Você já ouviu falar em ação de regresso? Em outras palavras: o condomínio paga, o síndico ressarce.
O que é a ação de regresso?
Você já ouviu falar em ação de regresso? Em outras palavras: o condomínio paga, o síndico ressarce.
Esse é um tema muito presente na advocacia condominial e que ainda gera dúvidas entre condôminos, síndicos e advogados que estão começando na área.
De forma simples: quando a Justiça condena o condomínio a indenizar um terceiro, a coletividade paga. Depois, o condomínio pode cobrar do ex-síndico responsável pelo prejuízo.
Exemplos práticos de ação de regresso
Para deixar claro como isso acontece, vou compartilhar dois exemplos comuns:
Exemplo 1 – Ação trabalhista: Um porteiro processou o condomínio porque o síndico anterior deixou de recolher os encargos trabalhistas corretamente. A Justiça condenou o condomínio a pagar a indenização. Em seguida, o condomínio entrou com ação de regresso contra o ex-síndico, cobrando dele o valor desembolsado.
Exemplo 2 – Indenização por dano moral: Em uma assembleia, o síndico espalhou um boato sobre um morador. Essa exposição gerou constrangimento, e o morador processou o condomínio, conseguindo uma indenização por danos morais. O condomínio pagou, mas depois acionou o síndico judicialmente, porque a condenação foi consequência direta da sua conduta pessoal.
Na prática, os exemplos mostram a lógica: o condomínio paga, o síndico ressarce.
O condômino pode se recusar a pagar?
Essa é uma pergunta frequente: “Se a culpa foi do síndico, eu não tenho que pagar, certo?”
A resposta é direta: nenhum condômino pode se recusar a pagar a cota condominial.
Isso acontece porque a obrigação de contribuir é propter rem, ou seja, vinculada ao imóvel (art. 1.336 do Código Civil). Assim, todos os condôminos pagam, mesmo que o erro tenha sido do síndico. Depois, o condomínio busca o ressarcimento contra quem causou o prejuízo.
Portanto, o caminho não é se recusar a pagar, mas sim exigir que o condomínio tome providências.

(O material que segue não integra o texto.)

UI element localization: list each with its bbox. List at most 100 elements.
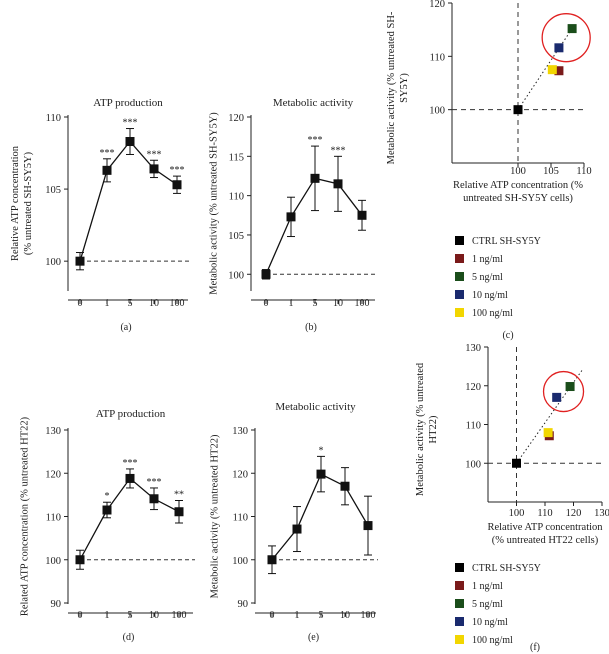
panel-f-x-tick-label: 110 xyxy=(537,508,552,519)
panel-b-data-point xyxy=(333,179,343,189)
panel-a-x-tick-label: 100 xyxy=(170,298,185,309)
panel-c-legend-label: 100 ng/ml xyxy=(472,308,513,319)
panel-e-y-tick-label: 130 xyxy=(232,426,248,437)
panel-c-legend-label: 10 ng/ml xyxy=(472,290,508,301)
panel-f-legend-label: 1 ng/ml xyxy=(472,581,503,592)
panel-e-x-tick-label: 0 xyxy=(270,610,275,621)
panel-e-data-point xyxy=(340,481,350,491)
panel-d-y-tick-label: 100 xyxy=(45,556,61,567)
panel-a-significance-label: *** xyxy=(147,149,162,160)
panel-f-y-axis-label: Metabolic activity (% untreated HT22) xyxy=(415,362,439,496)
panel-e-data-point xyxy=(363,521,373,531)
panel-f-y-tick-label: 120 xyxy=(465,382,481,393)
panel-d-y-tick-label: 130 xyxy=(45,426,61,437)
panel-a-y-axis-label: Relative ATP concentration (% untreated S… xyxy=(10,145,34,261)
panel-a-data-point xyxy=(125,137,135,147)
panel-c-panel-label: (c) xyxy=(502,330,513,341)
panel-c-legend-swatch xyxy=(455,290,464,299)
panel-d-y-axis-label-line: Related ATP concentration (% untreated H… xyxy=(20,416,31,616)
panel-e-data-point xyxy=(316,469,326,479)
panel-b-y-tick-label: 110 xyxy=(229,192,244,203)
panel-d-panel-label: (d) xyxy=(123,632,135,643)
panel-d-significance-label: *** xyxy=(147,477,162,488)
panel-c-legend-label: CTRL SH-SY5Y xyxy=(472,236,541,247)
panel-c-x-tick-label: 110 xyxy=(576,166,591,177)
panel-d-title: ATP production xyxy=(96,408,166,420)
panel-f-data-point xyxy=(543,428,553,438)
panel-a-significance-label: *** xyxy=(123,118,138,129)
panel-c-y-tick-label: 120 xyxy=(429,0,445,10)
panel-f-data-point xyxy=(565,382,575,392)
panel-e-panel-label: (e) xyxy=(308,632,319,643)
panel-b-x-tick-label: 100 xyxy=(355,298,370,309)
panel-e-y-axis-label-line: Metabolic activity (% untreated HT22) xyxy=(210,434,221,598)
panel-f-x-axis-label-line: Relative ATP concentration xyxy=(487,522,603,533)
panel-a-data-point xyxy=(172,180,182,190)
panel-d-x-tick-label: 5 xyxy=(128,610,133,621)
panel-f-legend-label: CTRL SH-SY5Y xyxy=(472,563,541,574)
panel-c-legend-swatch xyxy=(455,308,464,317)
panel-b-significance-label: *** xyxy=(331,145,346,156)
panel-c-legend-label: 5 ng/ml xyxy=(472,272,503,283)
panel-c-legend-label: 1 ng/ml xyxy=(472,254,503,265)
panel-f-y-axis-label-line: Metabolic activity (% untreated xyxy=(415,362,426,496)
panel-f-y-axis-label-line: HT22) xyxy=(428,415,439,443)
panel-a-x-tick-label: 5 xyxy=(128,298,133,309)
panel-c-legend-swatch xyxy=(455,236,464,245)
panel-c-y-tick-label: 100 xyxy=(429,106,445,117)
panel-e-y-tick-label: 110 xyxy=(233,513,248,524)
panel-b-y-tick-label: 115 xyxy=(229,152,244,163)
panel-c-data-point xyxy=(554,43,564,53)
panel-e-series-line xyxy=(271,473,369,561)
panel-c-x-tick-label: 105 xyxy=(543,166,559,177)
panel-f-y-tick-label: 130 xyxy=(465,343,481,354)
panel-c-x-axis-label-line: untreated SH-SY5Y cells) xyxy=(463,193,573,204)
panel-c-y-axis-label-line: Metabolic activity (% untreated SH- xyxy=(386,11,397,164)
panel-a-significance-label: *** xyxy=(170,165,185,176)
panel-a-significance-label: *** xyxy=(100,148,115,159)
panel-d-x-tick-label: 1 xyxy=(105,610,110,621)
panel-f-x-axis-label-line: (% untreated HT22 cells) xyxy=(492,535,599,546)
panel-f-data-point xyxy=(552,392,562,402)
panel-a-x-tick-label: 1 xyxy=(105,298,110,309)
panel-d-x-tick-label: 100 xyxy=(172,610,187,621)
panel-d-significance-label: ** xyxy=(174,489,184,500)
panel-b-data-point xyxy=(357,210,367,220)
panel-f-highlight-circle xyxy=(542,370,585,413)
panel-d-significance-label: *** xyxy=(123,458,138,469)
panel-f-y-tick-label: 110 xyxy=(466,421,481,432)
panel-f-x-tick-label: 130 xyxy=(594,508,609,519)
panel-e-significance-label: * xyxy=(319,445,324,456)
panel-f-x-tick-label: 100 xyxy=(509,508,525,519)
panel-d-data-point xyxy=(102,505,112,515)
panel-b-data-point xyxy=(286,212,296,222)
panel-f-panel-label: (f) xyxy=(530,642,540,653)
panel-f-legend-swatch xyxy=(455,635,464,644)
panel-f-legend-swatch xyxy=(455,599,464,608)
panel-e-data-point xyxy=(267,555,277,565)
panel-d-series-line xyxy=(79,477,180,561)
panel-e-data-point xyxy=(292,524,302,534)
panel-f-x-tick-label: 120 xyxy=(566,508,582,519)
panel-c-x-tick-label: 100 xyxy=(510,166,526,177)
panel-d-x-tick-label: 10 xyxy=(149,610,159,621)
panel-d-x-tick-label: 0 xyxy=(78,610,83,621)
panel-d-data-point xyxy=(149,494,159,504)
panel-e-title: Metabolic activity xyxy=(275,401,356,413)
panel-a-x-tick-label: 0 xyxy=(78,298,83,309)
panel-d-data-point xyxy=(125,473,135,483)
panel-e-x-tick-label: 100 xyxy=(361,610,376,621)
panel-f-data-point xyxy=(512,458,521,468)
panel-d-y-tick-label: 110 xyxy=(46,513,61,524)
panel-a-y-tick-label: 105 xyxy=(45,185,61,196)
panel-a-data-point xyxy=(102,165,112,175)
panel-c-x-axis-label-line: Relative ATP concentration (% xyxy=(453,180,583,191)
panel-b-y-axis-label: Metabolic activity (% untreated SH-SY5Y) xyxy=(209,112,220,295)
panel-c-data-point xyxy=(513,105,523,115)
panel-a-x-tick-label: 10 xyxy=(149,298,159,309)
panel-c-trend-line xyxy=(517,28,573,110)
panel-b-significance-label: *** xyxy=(308,135,323,146)
panel-f-legend-swatch xyxy=(455,617,464,626)
panel-f-legend-swatch xyxy=(455,563,464,572)
panel-e-x-tick-label: 1 xyxy=(295,610,300,621)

Passo a passo para o condômino cobrar providências
Se você acredita que a condenação ocorreu por má gestão do síndico, pode agir de forma prática. Veja como:
- Solicite informações oficiais – Peça cópia da decisão ou do acordo e os documentos que explicam a origem do débito. Esse é um direito de fiscalização previsto no art. 1.348 do Código Civil.
- Peça explicações formais – Protocole um requerimento escrito ao síndico cobrando esclarecimentos. O registro é fundamental.
- Leve o tema à assembleia – Solicite que o assunto seja incluído em pauta, para deliberar sobre a ação de regresso contra o ex-gestor.
- Aprovação de medidas – Aprove a contratação de advogado ou a remessa do caso ao jurídico do condomínio.
- Fiscalize a execução – Acompanhe se a decisão foi cumprida e exija transparência na condução do processo.
- Acione a Justiça em caso de omissão – Se o condomínio não agir, o condômino pode entrar com ação para obrigar a administração a tomar providências.
E se o processo estiver em segredo de justiça?
Quando o processo corre em segredo de justiça, os condôminos não conseguem acessar todos os detalhes dos autos. Mesmo assim, o síndico continua obrigado a prestar contas dos reflexos financeiros.
Nesse caso, você pode exigir: E se o processo estiver em segredo de justiça?
- Um relatório resumido elaborado pelo advogado ou pela administradora;
- Parecer técnico que explique a origem e o valor da condenação, sem violar o sigilo.
Se houver resistência, os condôminos podem deliberar em assembleia pela contratação de apoio jurídico ou até mesmo questionar a omissão do gestor judicialmente.
A gestão condominial é uma função de confiança e exige responsabilidade. Síndicos que agem de forma omissa ou abusiva podem ser responsabilizados pessoalmente.
E para os condôminos, a lição é simples: o condomínio paga, o síndico ressarce. O dever de todos é manter o pagamento das cotas em dia e, ao mesmo tempo, exigir que o condomínio busque ressarcimento de quem realmente causou o prejuízo.